UBS, the world's largest wealth management group and Europe's largest bank in terms of assets, noted in their UBS Metals Daily a Reuters news story on this development: 'China's wealthiest investors set for gold spree.'


"China's wealthiest investors are on the brink of ploughing as much as $68 billion into gold markets as they take profits from roaring share prices and steer clear of property, a top fund manager and bullion bull says. Wang Weilie, a pale, bespectacled 40-something who manages over 1 billion yuan ($135 million) on the Shanghai Gold Exchange on behalf of himself and clients, says the so-called "Zhejiang clique" are ready to pounce after Beijing opens up spot market bullion trading and a futures contract launches early next year. After amassing an estimated 3 trillion yuan ($400 billion) from investing in red-hot real estate and stock markets which have risen five-fold in the past two years, the wealthy group from eastern China is looking for the next sure bet.
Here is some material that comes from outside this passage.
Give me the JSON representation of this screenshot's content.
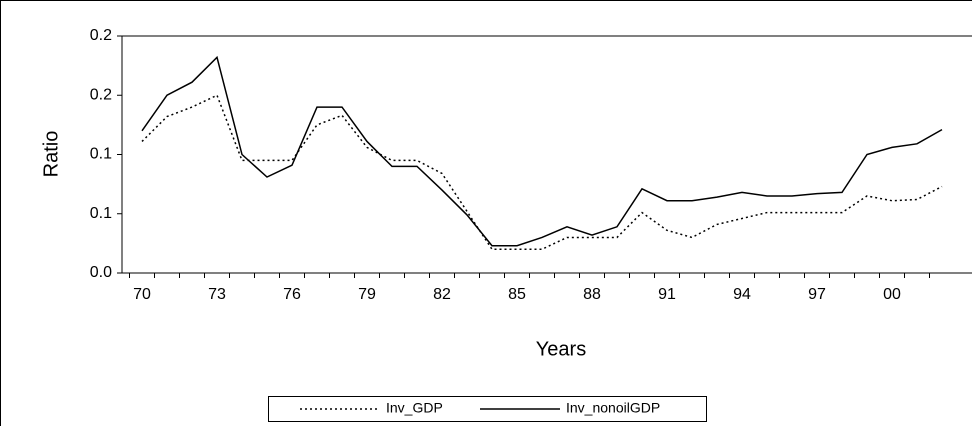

Wang says that's gold, and expects the amount of Chinese capital invested in the bullion market to soar 100-fold to some 500 billion yuan ($67.5 billion) in the next two years -- a sum that could catapult China ahead of India as the world's top buyer.

"We all agreed that upside room on stocks was limited, as was upside on property prices. But the gold price has only increased minimally, even after 20 years of China's reform and market opening," Wang told Reuters during a lunch with three business partners in Lujiazui, Shanghai's financial hub. Coupled with inflation and global economic uncertainty, the redirection of Chinese capital towards domestic gold contracts will help spot prices more than double, says Wang, who says he once cornered two-thirds of the Chinese gold forward contract. "Spot gold prices will hit $2,000 in coming years," he said. Spot gold touched a 28-year high of $845.40 per ounce in early November, nearly doubling over three years amid a flood of investment in the commodities complex -- much of it driven by China's growing demand for raw materials to fuel its economy. Wang expects more than 15 percent of the capital currently invested in China's stock market to move to gold trading. China's total market capitalization peaked at about 35 trillion yuan in October, exceeding the country's gross domestic product. The main stock index tumbled nearly 20 percent last month while Beijing has continued tightening controls over the property sector to limit price gains."

Predictions of a 100 fold or 10,000% increase in Chinese demand might sound irrationally exuberant at first glance but they are not. A 100 fold increase would only result in Chinese capital of some $67.5 billion flowing into gold. This is a large amount as gold is quite a small marketplace in terms of the total vaue of all above ground gold stocks. However considering that Baidu, the Chinese internet company has a market capitalisation of $13.3 billion alone it puts this likely increase in demand in perspective.

This huge private demand is likely to be complimented by Chinese state and central bank investment in gold. An article in Reuters in May 2007 said that: “Chinese economists are urging Beijing to quadruple its gold reserves to 2,500 tonnes from the current 600 tonnes, because the country foreign exchange reserves had become the world's largest, an official industry newspaper reported on Tuesday.”

In addition to Russian and Chinese demand, Middle Eastern demand is very robust and increasing significantly quarter on quarter and year on year. Turkey's gold imports rose 22.4 percent year-on-year to 220 tonnes in the first 11 months of the year, data from the Istanbul Gold Exchange showed. Istanbul is a key supply hub into the Middle Eastern market. Geopolitical tension and macroeconomic risk in the region are being cited for the surge in gold imports.


Silver
Silver is trading at $14.61/62 at 1200 GMT.

PGMs
Platinum was trading at $1460/1464 (1200 GMT).
Spot palladium was trading at $344/350 an ounce (1200 GMT).

Oil
Oil stayed at just above $88 a barrel in early European trade Tuesday.